Pergerakan Dow Jones ketika terjadi Black Monday of 1987. Klik gambar untuk memperbesar |
Mungkin itu pula sebabnya, pada bulan Desember 1987, sebanyak 33 ekonom
terkenal dari seluruh dunia berkumpul di Washington DC, untuk membahas ‘krisis’
tersebut. Dan mereka kemudian memprediksi bahwa perekonomian Amerika dan
juga dunia akan mengalami masa-masa yang amat sulit dalam beberapa tahun
kedepan, mungkin sama sulitnya seperti krisis besar yang terjadi di tahun 1930-an.
Tapi apakah prediksi tersebut menjadi kenyataan? Ternyata tidak. Masih di
bulan Desember 1987, Dow malah justru merangkak naik, hingga akhirnya menutup tahun
1987 di posisi 1,939, atau masih naik sebesar 2.2% dibanding posisi awal tahun.
Kemudian sepanjang tahun 1988 dan 1989, sama sekali tidak terjadi gejolak
perekonomian yang sebelumnya dikhawatirkan. Malah yang terjadi, Dow terus saja naik
secara perlahan hingga akhirnya mencatat new
high lagi pada akhir tahun 1989. Ini artinya, jika ada investor yang membeli
saham tertentu di bursa Amerika pada bulan Agustus 1987, yakni ketika posisi
Dow Jones sedang tinggi-tingginya, maka dengan catatan saham tersebut bergerak
seiring pergerakan indeks, investor tersebut akan mengalami potential loss sebesar hampir 30% pada
akhir tahun 1987. Namun jika ia tetap meng-hold sahamnya, maka
investor tadi akan kembali mencatatkan kinerja portofolio yang positif dalam waktu tak sampai dua tahun kemudian.
Studi Kasus
Jika dibandingkan dengan kondisi pasar saham Indonesia di tahun 2013, maka
koreksi Dow Jones di tahun 1987 tersebut tampak jauh lebih buruk karena Dow,
pada akhir tahun, ditutup turun 28.8% dibanding posisi puncaknya, sementara
IHSG di akhir tahun 2013 ‘hanya’ turun 18.6%. Selain itu
seperti yang sudah disebut diatas, koreksi Dow di tahun 1987 juga sangat
meninggalkan trauma psikologis karena adanya penurunan sebesar lebih dari 20%
sekaligus hanya dalam satu hari, yang merupakan penurunan terbesar sepanjang
sejarah indeks Dow Jones, bahkan hingga hari ini.

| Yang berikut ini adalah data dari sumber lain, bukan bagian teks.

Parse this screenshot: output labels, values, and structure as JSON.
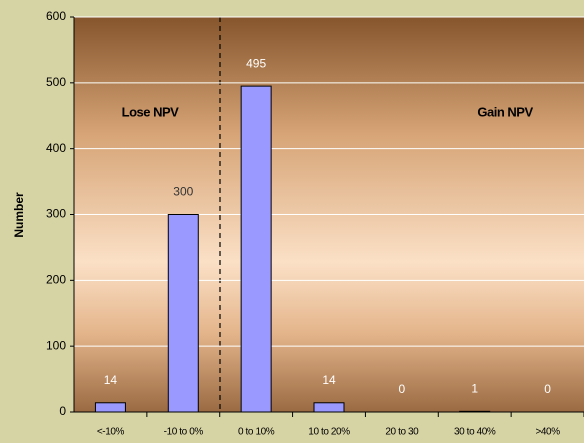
{
  "chart_data": {
    "type": "bar",
    "y_label": "Number",
    "annotations": [
      "Lose NPV",
      "Gain NPV"
    ],
    "categories": [
      "<-10%",
      "-10 to 0%",
      "0 to 10%",
      "10 to 20%",
      "20 to 30",
      "30 to 40%",
      ">40%"
    ],
    "values": [
      14,
      300,
      495,
      14,
      0,
      1,
      0
    ],
    "color": "#9999ff",
    "ylim": [
      0,
      600
    ],
    "yticks": [
      0,
      100,
      200,
      300,
      400,
      500,
      600
    ],
    "grid": true
  }
}
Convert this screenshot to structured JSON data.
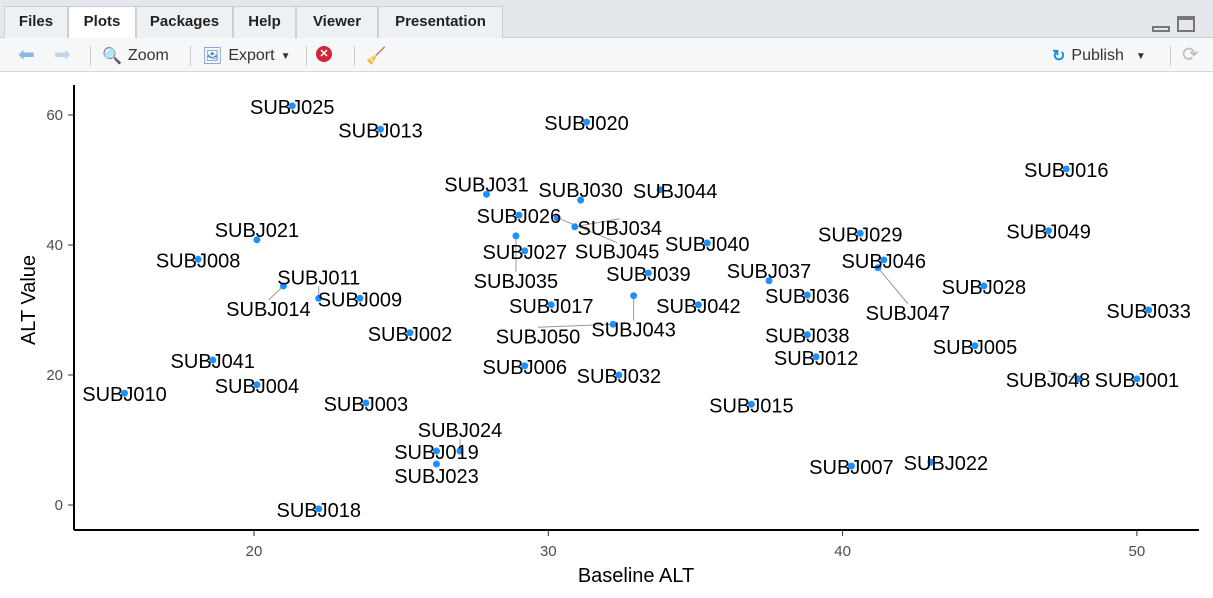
{
  "tabs": [
    "Files",
    "Plots",
    "Packages",
    "Help",
    "Viewer",
    "Presentation"
  ],
  "toolbar": {
    "zoom": "Zoom",
    "export": "Export",
    "publish": "Publish"
  },
  "colors": {
    "point": "#1e90ff"
  },
  "chart_data": {
    "type": "scatter",
    "title": "",
    "xlabel": "Baseline ALT",
    "ylabel": "ALT Value",
    "xlim": [
      14.2,
      52.1
    ],
    "ylim": [
      -3.8,
      63.5
    ],
    "xticks": [
      20,
      30,
      40,
      50
    ],
    "yticks": [
      0,
      20,
      40,
      60
    ],
    "grid": false,
    "points": [
      {
        "label": "SUBJ001",
        "x": 50.0,
        "y": 19.4
      },
      {
        "label": "SUBJ002",
        "x": 25.3,
        "y": 26.5
      },
      {
        "label": "SUBJ003",
        "x": 23.8,
        "y": 15.7
      },
      {
        "label": "SUBJ004",
        "x": 20.1,
        "y": 18.5
      },
      {
        "label": "SUBJ005",
        "x": 44.5,
        "y": 24.5
      },
      {
        "label": "SUBJ006",
        "x": 29.2,
        "y": 21.4
      },
      {
        "label": "SUBJ007",
        "x": 40.3,
        "y": 6.0
      },
      {
        "label": "SUBJ008",
        "x": 18.1,
        "y": 37.8
      },
      {
        "label": "SUBJ009",
        "x": 23.6,
        "y": 31.8
      },
      {
        "label": "SUBJ010",
        "x": 15.6,
        "y": 17.2
      },
      {
        "label": "SUBJ011",
        "x": 22.2,
        "y": 31.8
      },
      {
        "label": "SUBJ012",
        "x": 39.1,
        "y": 22.8
      },
      {
        "label": "SUBJ013",
        "x": 24.3,
        "y": 57.8
      },
      {
        "label": "SUBJ014",
        "x": 21.0,
        "y": 33.7
      },
      {
        "label": "SUBJ015",
        "x": 36.9,
        "y": 15.5
      },
      {
        "label": "SUBJ016",
        "x": 47.6,
        "y": 51.7
      },
      {
        "label": "SUBJ017",
        "x": 30.1,
        "y": 30.8
      },
      {
        "label": "SUBJ018",
        "x": 22.2,
        "y": -0.6
      },
      {
        "label": "SUBJ019",
        "x": 26.2,
        "y": 8.3
      },
      {
        "label": "SUBJ020",
        "x": 31.3,
        "y": 58.9
      },
      {
        "label": "SUBJ021",
        "x": 20.1,
        "y": 40.8
      },
      {
        "label": "SUBJ022",
        "x": 43.0,
        "y": 6.6
      },
      {
        "label": "SUBJ023",
        "x": 26.2,
        "y": 6.3
      },
      {
        "label": "SUBJ024",
        "x": 27.0,
        "y": 8.3
      },
      {
        "label": "SUBJ025",
        "x": 21.3,
        "y": 61.4
      },
      {
        "label": "SUBJ026",
        "x": 29.0,
        "y": 44.6
      },
      {
        "label": "SUBJ027",
        "x": 29.2,
        "y": 39.1
      },
      {
        "label": "SUBJ028",
        "x": 44.8,
        "y": 33.7
      },
      {
        "label": "SUBJ029",
        "x": 40.6,
        "y": 41.8
      },
      {
        "label": "SUBJ030",
        "x": 31.1,
        "y": 46.9
      },
      {
        "label": "SUBJ031",
        "x": 27.9,
        "y": 47.8
      },
      {
        "label": "SUBJ032",
        "x": 32.4,
        "y": 20.0
      },
      {
        "label": "SUBJ033",
        "x": 50.4,
        "y": 30.0
      },
      {
        "label": "SUBJ034",
        "x": 30.9,
        "y": 42.8
      },
      {
        "label": "SUBJ035",
        "x": 28.9,
        "y": 41.4
      },
      {
        "label": "SUBJ036",
        "x": 38.8,
        "y": 32.3
      },
      {
        "label": "SUBJ037",
        "x": 37.5,
        "y": 34.5
      },
      {
        "label": "SUBJ038",
        "x": 38.8,
        "y": 26.2
      },
      {
        "label": "SUBJ039",
        "x": 33.4,
        "y": 35.7
      },
      {
        "label": "SUBJ040",
        "x": 35.4,
        "y": 40.3
      },
      {
        "label": "SUBJ041",
        "x": 18.6,
        "y": 22.3
      },
      {
        "label": "SUBJ042",
        "x": 35.1,
        "y": 30.8
      },
      {
        "label": "SUBJ043",
        "x": 32.9,
        "y": 32.2
      },
      {
        "label": "SUBJ044",
        "x": 33.8,
        "y": 48.5
      },
      {
        "label": "SUBJ045",
        "x": 30.3,
        "y": 44.2
      },
      {
        "label": "SUBJ046",
        "x": 41.4,
        "y": 37.7
      },
      {
        "label": "SUBJ047",
        "x": 41.2,
        "y": 36.5
      },
      {
        "label": "SUBJ048",
        "x": 48.0,
        "y": 19.4
      },
      {
        "label": "SUBJ049",
        "x": 47.0,
        "y": 42.2
      },
      {
        "label": "SUBJ050",
        "x": 32.2,
        "y": 27.8
      }
    ]
  }
}
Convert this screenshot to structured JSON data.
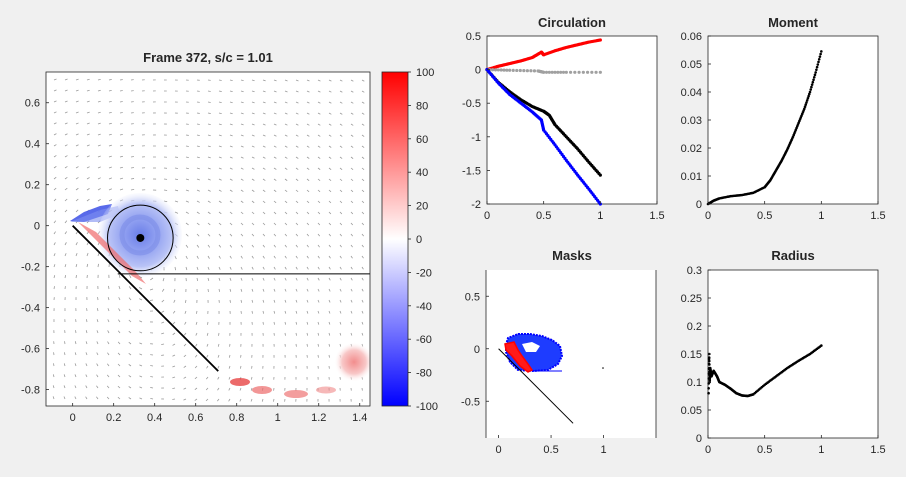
{
  "chart_data": [
    {
      "type": "heatmap",
      "title": "Frame 372, s/c = 1.01",
      "xlim": [
        -0.13,
        1.45
      ],
      "ylim": [
        -0.88,
        0.75
      ],
      "xticks": [
        "0",
        "0.2",
        "0.4",
        "0.6",
        "0.8",
        "1",
        "1.2",
        "1.4"
      ],
      "yticks": [
        "0.6",
        "0.4",
        "0.2",
        "0",
        "-0.2",
        "-0.4",
        "-0.6",
        "-0.8"
      ],
      "colorbar": {
        "range": [
          -100,
          100
        ],
        "ticks": [
          "100",
          "80",
          "60",
          "40",
          "20",
          "0",
          "-20",
          "-40",
          "-60",
          "-80",
          "-100"
        ],
        "colors": [
          "#0000ff",
          "#ffffff",
          "#ff0000"
        ]
      },
      "plate": [
        [
          0,
          0
        ],
        [
          0.71,
          -0.71
        ]
      ],
      "vortex_center": [
        0.33,
        -0.06
      ],
      "vortex_radius": 0.16,
      "boundary_line_y": -0.235,
      "boundary_line_x": [
        0.22,
        1.45
      ],
      "quiver": "velocity vectors"
    },
    {
      "type": "line",
      "title": "Circulation",
      "xlim": [
        0,
        1.5
      ],
      "ylim": [
        -2,
        0.5
      ],
      "xticks": [
        "0",
        "0.5",
        "1",
        "1.5"
      ],
      "yticks": [
        "0.5",
        "0",
        "-0.5",
        "-1",
        "-1.5",
        "-2"
      ],
      "series": [
        {
          "color": "#ff0000",
          "x": [
            0,
            0.1,
            0.2,
            0.3,
            0.4,
            0.48,
            0.5,
            0.6,
            0.7,
            0.8,
            0.9,
            1.0
          ],
          "y": [
            0,
            0.05,
            0.09,
            0.13,
            0.18,
            0.26,
            0.22,
            0.28,
            0.33,
            0.37,
            0.41,
            0.44
          ]
        },
        {
          "color": "#a0a0a0",
          "x": [
            0,
            0.2,
            0.45,
            0.5,
            0.7,
            1.0
          ],
          "y": [
            0,
            -0.01,
            -0.02,
            -0.04,
            -0.04,
            -0.04
          ]
        },
        {
          "color": "#000000",
          "x": [
            0,
            0.1,
            0.2,
            0.3,
            0.4,
            0.5,
            0.55,
            0.6,
            0.7,
            0.8,
            0.9,
            1.0
          ],
          "y": [
            0,
            -0.19,
            -0.33,
            -0.45,
            -0.55,
            -0.62,
            -0.68,
            -0.82,
            -1.0,
            -1.18,
            -1.38,
            -1.57
          ]
        },
        {
          "color": "#0000ff",
          "x": [
            0,
            0.1,
            0.2,
            0.3,
            0.4,
            0.48,
            0.5,
            0.6,
            0.7,
            0.8,
            0.9,
            1.0
          ],
          "y": [
            0,
            -0.2,
            -0.37,
            -0.5,
            -0.63,
            -0.75,
            -0.9,
            -1.12,
            -1.35,
            -1.57,
            -1.78,
            -2.0
          ]
        }
      ]
    },
    {
      "type": "scatter",
      "title": "Moment",
      "xlim": [
        0,
        1.5
      ],
      "ylim": [
        0,
        0.06
      ],
      "xticks": [
        "0",
        "0.5",
        "1",
        "1.5"
      ],
      "yticks": [
        "0.06",
        "0.05",
        "0.04",
        "0.03",
        "0.02",
        "0.01",
        "0"
      ],
      "series": [
        {
          "color": "#000000",
          "x": [
            0,
            0.05,
            0.1,
            0.2,
            0.3,
            0.4,
            0.5,
            0.55,
            0.6,
            0.65,
            0.7,
            0.75,
            0.8,
            0.85,
            0.9,
            0.95,
            1.0
          ],
          "y": [
            0,
            0.0012,
            0.002,
            0.0028,
            0.0032,
            0.004,
            0.006,
            0.0085,
            0.012,
            0.0155,
            0.0195,
            0.024,
            0.029,
            0.034,
            0.04,
            0.047,
            0.0545
          ]
        }
      ]
    },
    {
      "type": "scatter",
      "title": "Masks",
      "xlim": [
        -0.12,
        1.5
      ],
      "ylim": [
        -0.85,
        0.75
      ],
      "xticks": [
        "0",
        "0.5",
        "1"
      ],
      "yticks": [
        "0.5",
        "0",
        "-0.5"
      ],
      "plate": [
        [
          0,
          0
        ],
        [
          0.71,
          -0.71
        ]
      ],
      "regions": [
        {
          "color": "#ff0000",
          "label": "red mask"
        },
        {
          "color": "#0000ff",
          "label": "blue mask"
        }
      ]
    },
    {
      "type": "scatter",
      "title": "Radius",
      "xlim": [
        0,
        1.5
      ],
      "ylim": [
        0,
        0.3
      ],
      "xticks": [
        "0",
        "0.5",
        "1",
        "1.5"
      ],
      "yticks": [
        "0.3",
        "0.25",
        "0.2",
        "0.15",
        "0.1",
        "0.05",
        "0"
      ],
      "series": [
        {
          "color": "#000000",
          "x": [
            0.005,
            0.01,
            0.015,
            0.02,
            0.03,
            0.05,
            0.08,
            0.1,
            0.15,
            0.2,
            0.25,
            0.3,
            0.35,
            0.4,
            0.5,
            0.6,
            0.7,
            0.8,
            0.9,
            1.0
          ],
          "y": [
            0.08,
            0.15,
            0.1,
            0.125,
            0.11,
            0.12,
            0.11,
            0.1,
            0.095,
            0.088,
            0.08,
            0.076,
            0.075,
            0.078,
            0.095,
            0.11,
            0.125,
            0.138,
            0.15,
            0.165
          ]
        }
      ]
    }
  ]
}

Sementara IHSG? Pada tahun
2013 ini, penurunan terbesar (dalam satu hari) tercatat hanya 5.6% pada tanggal
16 Agustus 2013, alias masih belum ada apa-apanya dibanding rekor 8.9% pada
tahun 2011, dan juga penurunan-penurunan ekstrim lainnya yang pernah terjadi di
tahun 2008 dan 1998.
Maksud penulis adalah, jika pada tahun 2013 ini IHSG sempat teruuuuss naik
sampai lebih tinggi dari 5,250, katakanlah sampai menyentuh level 6,100 (naik
40% dibanding posisi awal tahun), kemudian entah itu di bulan September,
Oktober, atau November, IHSG akhirnya jatuh dan balik lagi ke posisi 4,200,
termasuk sempat jeblok 20% dalam satu hari, maka bagaimana kira-kira reaksi
para investor???
Tapi berhubung IHSG tidak sempat naik sampai 6,100 tadi, melainkan langsung
turun setelah menyentuh level 5,250, dan juga tidak terdapat penurunan yang
amat dramatis dalam satu hari, maka reaksi para investor ketika IHSG balik lagi
ke posisi 4,200-an pada akhir tahun, relatif masih normal. Suara-suara pesimis
yang mengatakan bahwa IHSG akan turun lebih dalam lagi tentu saja akan tetap
ada, namun tidak sampai ada sekumpulan ekonom yang memprediksi bahwa ‘Tahun
2014 dan selanjutnya akan menjadi tahun-tahun yang berat bagi perekonomian
nasional, mungkin sama beratnya seperti krisis 1998’.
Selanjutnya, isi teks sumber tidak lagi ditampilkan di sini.